The US recently purchased 500 million vaccines from Pfizer to be delivered to 100 countries over the next two years through Covax, the WHO-driven platform to ensure global and equal access to coronavirus drugs. However, several organisations have criticised Covax for its lack of progress. In developing countries, only 0.4% of the vaccines have been administered. "Covax was destined to fail because it is based on the rules of the pharmaceutical industry, where manufacturers always sell to the highest bidder," explains Manuel Martin of Médecins Sans Frontières.

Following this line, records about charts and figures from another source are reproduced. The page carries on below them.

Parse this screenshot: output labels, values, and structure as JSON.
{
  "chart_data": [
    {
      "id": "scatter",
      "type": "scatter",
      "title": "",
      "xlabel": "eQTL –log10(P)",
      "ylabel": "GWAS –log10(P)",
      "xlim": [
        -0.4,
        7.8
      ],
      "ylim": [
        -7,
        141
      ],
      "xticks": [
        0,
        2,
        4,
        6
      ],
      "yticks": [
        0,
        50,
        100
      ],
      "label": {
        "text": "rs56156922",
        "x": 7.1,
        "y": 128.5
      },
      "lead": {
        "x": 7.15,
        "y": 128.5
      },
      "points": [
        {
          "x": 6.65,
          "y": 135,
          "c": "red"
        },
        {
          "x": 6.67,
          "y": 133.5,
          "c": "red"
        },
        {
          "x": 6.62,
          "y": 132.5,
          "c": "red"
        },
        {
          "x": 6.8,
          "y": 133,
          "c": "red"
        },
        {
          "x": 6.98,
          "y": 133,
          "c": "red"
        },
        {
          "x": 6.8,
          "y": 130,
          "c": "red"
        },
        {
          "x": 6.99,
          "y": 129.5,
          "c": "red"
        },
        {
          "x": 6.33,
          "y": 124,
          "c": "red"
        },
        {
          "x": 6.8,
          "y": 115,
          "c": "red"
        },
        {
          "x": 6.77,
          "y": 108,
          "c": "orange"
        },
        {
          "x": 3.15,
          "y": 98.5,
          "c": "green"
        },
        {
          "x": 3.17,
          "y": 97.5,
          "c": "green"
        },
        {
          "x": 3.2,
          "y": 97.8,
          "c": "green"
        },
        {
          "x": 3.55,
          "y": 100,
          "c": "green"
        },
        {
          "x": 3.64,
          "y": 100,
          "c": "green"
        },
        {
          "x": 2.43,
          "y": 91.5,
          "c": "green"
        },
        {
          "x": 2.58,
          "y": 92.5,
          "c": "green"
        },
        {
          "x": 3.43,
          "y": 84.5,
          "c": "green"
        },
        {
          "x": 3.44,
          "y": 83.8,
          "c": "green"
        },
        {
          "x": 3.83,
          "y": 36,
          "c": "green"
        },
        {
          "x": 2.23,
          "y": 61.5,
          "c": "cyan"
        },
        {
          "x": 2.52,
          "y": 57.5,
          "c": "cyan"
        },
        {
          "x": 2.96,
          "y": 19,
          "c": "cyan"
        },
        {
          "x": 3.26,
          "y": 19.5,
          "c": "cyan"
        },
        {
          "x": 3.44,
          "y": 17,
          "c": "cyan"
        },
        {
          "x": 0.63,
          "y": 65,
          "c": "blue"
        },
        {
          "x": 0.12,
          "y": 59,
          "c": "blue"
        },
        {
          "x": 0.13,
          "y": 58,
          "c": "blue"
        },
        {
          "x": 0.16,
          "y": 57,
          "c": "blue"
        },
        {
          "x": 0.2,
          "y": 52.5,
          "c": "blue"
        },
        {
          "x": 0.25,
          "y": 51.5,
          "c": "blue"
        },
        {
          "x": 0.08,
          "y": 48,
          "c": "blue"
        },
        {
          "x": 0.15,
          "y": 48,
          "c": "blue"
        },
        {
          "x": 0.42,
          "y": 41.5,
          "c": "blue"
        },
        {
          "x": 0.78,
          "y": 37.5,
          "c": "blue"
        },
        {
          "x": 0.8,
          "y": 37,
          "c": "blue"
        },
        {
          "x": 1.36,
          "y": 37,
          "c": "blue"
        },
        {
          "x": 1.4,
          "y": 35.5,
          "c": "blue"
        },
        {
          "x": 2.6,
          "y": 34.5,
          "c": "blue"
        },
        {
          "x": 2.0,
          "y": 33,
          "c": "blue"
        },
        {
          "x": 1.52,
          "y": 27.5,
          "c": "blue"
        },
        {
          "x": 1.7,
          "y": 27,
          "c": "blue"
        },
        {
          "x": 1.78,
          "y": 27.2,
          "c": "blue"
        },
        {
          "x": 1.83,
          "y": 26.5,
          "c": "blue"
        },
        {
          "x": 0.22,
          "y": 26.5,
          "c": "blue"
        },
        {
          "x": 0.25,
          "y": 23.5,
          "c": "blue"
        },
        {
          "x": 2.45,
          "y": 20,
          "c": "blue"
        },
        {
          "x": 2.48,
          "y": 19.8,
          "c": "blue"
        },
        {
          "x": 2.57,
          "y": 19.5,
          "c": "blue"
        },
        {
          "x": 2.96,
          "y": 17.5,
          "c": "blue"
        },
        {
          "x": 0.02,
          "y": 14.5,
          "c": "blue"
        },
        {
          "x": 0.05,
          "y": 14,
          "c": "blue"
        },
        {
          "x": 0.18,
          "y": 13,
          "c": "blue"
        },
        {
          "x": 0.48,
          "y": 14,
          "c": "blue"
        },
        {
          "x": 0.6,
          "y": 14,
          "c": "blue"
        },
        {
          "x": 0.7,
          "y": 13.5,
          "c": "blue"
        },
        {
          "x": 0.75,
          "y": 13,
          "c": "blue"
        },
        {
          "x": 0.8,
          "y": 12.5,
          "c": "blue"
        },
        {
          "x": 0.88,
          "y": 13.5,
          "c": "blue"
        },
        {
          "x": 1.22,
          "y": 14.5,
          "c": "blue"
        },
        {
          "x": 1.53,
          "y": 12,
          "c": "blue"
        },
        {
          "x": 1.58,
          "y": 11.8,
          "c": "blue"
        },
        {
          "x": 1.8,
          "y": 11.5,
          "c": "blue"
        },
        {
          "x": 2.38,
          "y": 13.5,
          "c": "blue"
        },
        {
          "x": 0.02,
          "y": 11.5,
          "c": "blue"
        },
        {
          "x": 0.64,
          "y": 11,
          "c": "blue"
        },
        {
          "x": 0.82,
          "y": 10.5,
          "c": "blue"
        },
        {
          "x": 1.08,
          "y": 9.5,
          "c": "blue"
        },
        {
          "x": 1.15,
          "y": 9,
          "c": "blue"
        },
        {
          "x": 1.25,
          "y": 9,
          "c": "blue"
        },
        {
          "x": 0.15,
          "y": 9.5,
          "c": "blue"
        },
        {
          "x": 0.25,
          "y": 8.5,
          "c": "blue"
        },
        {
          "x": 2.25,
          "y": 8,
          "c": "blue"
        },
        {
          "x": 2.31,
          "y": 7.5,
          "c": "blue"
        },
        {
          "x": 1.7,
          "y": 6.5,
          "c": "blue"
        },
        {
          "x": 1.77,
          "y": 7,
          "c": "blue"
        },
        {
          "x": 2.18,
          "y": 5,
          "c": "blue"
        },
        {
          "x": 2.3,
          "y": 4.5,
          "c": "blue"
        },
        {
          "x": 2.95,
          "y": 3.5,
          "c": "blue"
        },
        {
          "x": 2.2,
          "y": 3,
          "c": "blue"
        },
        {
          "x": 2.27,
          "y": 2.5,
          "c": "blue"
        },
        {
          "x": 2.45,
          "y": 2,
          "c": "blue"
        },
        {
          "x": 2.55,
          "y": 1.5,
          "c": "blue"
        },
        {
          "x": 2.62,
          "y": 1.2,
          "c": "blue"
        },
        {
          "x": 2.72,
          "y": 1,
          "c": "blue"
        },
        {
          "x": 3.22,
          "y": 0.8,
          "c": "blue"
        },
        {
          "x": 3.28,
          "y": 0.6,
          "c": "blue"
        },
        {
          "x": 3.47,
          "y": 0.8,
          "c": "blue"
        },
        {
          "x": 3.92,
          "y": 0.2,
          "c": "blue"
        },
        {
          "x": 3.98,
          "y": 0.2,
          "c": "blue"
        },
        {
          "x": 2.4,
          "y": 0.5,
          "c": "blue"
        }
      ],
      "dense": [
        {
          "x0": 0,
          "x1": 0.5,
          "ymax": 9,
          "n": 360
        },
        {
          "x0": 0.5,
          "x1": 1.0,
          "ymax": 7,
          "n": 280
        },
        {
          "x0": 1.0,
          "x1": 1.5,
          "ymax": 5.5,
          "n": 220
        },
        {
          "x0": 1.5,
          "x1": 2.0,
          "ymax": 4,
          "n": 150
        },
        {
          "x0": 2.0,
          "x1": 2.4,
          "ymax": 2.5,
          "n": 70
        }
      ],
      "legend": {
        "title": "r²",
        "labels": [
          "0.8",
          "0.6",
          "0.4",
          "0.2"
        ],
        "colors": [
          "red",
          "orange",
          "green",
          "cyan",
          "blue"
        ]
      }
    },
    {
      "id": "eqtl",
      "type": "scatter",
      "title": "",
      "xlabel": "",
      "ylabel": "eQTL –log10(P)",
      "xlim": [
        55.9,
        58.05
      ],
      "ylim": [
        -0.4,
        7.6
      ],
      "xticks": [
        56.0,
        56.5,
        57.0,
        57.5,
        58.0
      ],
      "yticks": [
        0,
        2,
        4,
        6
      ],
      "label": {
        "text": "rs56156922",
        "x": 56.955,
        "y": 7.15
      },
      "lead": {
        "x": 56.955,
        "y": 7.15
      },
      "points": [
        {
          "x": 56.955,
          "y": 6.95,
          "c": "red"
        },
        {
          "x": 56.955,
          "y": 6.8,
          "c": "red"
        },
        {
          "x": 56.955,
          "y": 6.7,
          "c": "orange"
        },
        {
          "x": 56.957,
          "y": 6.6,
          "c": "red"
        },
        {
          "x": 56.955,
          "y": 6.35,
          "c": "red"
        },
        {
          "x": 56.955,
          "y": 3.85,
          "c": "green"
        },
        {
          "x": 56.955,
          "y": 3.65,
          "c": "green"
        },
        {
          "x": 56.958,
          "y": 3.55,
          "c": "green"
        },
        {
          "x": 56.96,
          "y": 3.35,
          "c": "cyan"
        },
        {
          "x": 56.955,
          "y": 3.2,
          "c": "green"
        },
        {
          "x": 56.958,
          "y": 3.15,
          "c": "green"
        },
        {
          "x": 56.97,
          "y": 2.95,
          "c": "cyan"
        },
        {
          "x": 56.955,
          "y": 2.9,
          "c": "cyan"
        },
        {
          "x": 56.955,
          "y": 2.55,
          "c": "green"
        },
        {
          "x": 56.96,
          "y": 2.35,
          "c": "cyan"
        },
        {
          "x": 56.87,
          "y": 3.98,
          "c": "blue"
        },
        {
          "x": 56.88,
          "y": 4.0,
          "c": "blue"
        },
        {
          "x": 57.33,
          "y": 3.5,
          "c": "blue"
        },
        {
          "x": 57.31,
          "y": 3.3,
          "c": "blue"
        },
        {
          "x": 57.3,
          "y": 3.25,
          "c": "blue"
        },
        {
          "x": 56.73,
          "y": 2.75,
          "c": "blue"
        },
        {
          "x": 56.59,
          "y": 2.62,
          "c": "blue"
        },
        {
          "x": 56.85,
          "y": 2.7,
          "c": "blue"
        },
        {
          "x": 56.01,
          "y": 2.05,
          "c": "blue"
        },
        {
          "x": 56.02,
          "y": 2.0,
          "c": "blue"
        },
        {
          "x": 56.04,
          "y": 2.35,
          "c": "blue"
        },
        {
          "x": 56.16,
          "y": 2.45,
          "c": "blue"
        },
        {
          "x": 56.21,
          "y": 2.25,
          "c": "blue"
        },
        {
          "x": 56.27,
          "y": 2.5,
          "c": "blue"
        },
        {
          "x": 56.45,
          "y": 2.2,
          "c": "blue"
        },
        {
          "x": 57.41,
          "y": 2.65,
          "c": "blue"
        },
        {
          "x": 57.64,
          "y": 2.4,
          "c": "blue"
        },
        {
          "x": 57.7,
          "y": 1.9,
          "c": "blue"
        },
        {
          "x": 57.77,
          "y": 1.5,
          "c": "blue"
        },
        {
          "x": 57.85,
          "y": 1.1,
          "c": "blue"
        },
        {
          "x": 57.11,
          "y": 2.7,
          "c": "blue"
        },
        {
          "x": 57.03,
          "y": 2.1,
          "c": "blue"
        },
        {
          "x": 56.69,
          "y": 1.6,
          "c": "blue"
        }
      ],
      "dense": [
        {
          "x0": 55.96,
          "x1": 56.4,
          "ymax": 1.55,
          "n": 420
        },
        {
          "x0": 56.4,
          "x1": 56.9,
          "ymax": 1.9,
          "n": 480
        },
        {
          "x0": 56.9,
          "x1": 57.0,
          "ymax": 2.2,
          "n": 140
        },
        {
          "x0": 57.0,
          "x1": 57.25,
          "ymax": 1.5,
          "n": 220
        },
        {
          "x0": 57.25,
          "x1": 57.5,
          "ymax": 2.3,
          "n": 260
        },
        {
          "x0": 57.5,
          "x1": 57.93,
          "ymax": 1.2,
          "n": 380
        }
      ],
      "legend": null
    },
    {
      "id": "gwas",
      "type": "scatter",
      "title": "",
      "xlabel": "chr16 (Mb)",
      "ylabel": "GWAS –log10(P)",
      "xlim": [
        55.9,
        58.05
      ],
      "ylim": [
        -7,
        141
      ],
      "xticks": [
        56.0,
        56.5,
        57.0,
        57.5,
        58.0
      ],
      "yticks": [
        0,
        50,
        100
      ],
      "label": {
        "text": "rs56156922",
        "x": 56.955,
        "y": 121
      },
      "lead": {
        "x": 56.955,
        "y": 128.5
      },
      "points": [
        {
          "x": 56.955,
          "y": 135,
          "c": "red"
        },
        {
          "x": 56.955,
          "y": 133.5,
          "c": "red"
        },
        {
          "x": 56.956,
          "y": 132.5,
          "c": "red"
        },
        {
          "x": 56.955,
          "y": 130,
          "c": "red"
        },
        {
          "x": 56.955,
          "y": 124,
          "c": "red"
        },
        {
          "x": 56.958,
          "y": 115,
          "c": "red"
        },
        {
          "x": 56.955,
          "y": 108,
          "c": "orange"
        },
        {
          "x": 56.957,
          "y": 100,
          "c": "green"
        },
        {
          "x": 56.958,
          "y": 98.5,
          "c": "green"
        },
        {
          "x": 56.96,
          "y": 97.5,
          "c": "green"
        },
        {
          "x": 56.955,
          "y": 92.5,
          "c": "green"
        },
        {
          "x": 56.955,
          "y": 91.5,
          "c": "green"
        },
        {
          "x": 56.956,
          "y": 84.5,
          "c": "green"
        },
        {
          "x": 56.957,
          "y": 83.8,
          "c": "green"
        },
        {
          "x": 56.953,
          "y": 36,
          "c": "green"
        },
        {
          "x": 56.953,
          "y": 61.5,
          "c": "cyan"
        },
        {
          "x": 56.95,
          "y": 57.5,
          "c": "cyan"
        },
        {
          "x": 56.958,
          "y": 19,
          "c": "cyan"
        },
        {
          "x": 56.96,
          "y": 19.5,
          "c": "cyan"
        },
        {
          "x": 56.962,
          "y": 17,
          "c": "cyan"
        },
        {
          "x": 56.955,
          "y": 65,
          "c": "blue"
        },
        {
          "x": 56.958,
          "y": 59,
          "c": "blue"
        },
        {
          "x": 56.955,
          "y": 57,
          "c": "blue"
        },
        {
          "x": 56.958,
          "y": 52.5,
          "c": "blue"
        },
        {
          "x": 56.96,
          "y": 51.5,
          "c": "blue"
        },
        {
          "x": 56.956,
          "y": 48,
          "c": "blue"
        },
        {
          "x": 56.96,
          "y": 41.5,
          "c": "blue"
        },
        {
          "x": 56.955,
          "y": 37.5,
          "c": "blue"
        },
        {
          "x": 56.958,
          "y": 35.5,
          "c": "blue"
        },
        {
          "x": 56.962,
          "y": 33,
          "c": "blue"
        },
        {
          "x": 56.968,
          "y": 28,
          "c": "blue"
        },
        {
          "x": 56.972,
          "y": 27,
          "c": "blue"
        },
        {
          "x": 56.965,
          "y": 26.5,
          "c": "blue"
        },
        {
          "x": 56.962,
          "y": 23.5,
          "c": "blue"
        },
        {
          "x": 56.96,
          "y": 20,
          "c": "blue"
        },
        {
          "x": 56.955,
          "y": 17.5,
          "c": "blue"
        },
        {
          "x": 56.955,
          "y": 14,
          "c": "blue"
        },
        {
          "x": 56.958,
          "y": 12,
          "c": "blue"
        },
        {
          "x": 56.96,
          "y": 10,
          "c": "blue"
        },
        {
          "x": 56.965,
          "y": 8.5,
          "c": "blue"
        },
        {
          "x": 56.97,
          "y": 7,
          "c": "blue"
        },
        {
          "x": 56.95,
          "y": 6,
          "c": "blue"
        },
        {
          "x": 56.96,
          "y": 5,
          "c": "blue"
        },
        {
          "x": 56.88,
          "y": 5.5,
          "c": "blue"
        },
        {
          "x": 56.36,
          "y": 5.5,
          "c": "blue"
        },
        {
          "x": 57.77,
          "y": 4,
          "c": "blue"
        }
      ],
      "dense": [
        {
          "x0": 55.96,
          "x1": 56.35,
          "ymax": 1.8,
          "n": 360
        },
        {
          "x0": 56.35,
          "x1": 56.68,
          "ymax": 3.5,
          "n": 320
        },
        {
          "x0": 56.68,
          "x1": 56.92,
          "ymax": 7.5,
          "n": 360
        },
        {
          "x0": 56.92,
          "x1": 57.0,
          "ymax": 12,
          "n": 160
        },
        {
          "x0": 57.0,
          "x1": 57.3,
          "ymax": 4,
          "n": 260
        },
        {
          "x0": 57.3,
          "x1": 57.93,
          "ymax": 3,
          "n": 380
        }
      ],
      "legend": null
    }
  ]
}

In Africa, many of the vaccines sent through the platform arrived expired. In May, Malawi discarded almost 20,000 doses. The Democratic Republic of Congo and South Sudan returned more than two million vaccines. South Africa destroyed another two million due to manufacturing faults in the drugs.
"While rich countries hoard vaccines and refuse to relinquish intellectual property rights, the people of South Africa have no protection from an increasingly deadly third wave," Amnesty International said in a statement. "Access to COVID-19 vaccines should not be determined by where a person lives or how much they earn," the organisation added.
Recently, the Biden administration gave the go-ahead for the liberalisation of patents on coronavirus vaccines, creating a debate in the international community. However, some EU countries have been reluctant to follow in Washington's footsteps. Ursula von der Leyen, President of the Commission, considers that this measure would not be useful, claiming that "it will not allow an increase in the production of doses in the short and medium term".
Desperation over the lack of vaccines has driven hundreds of citizens onto the streets in protest. In the South African city of Pretoria, activists and political opponents organised marches demanding a faster vaccination process. "Our agenda is simple, give vaccines to our people," said Julius Malema, leader of the country's left wing.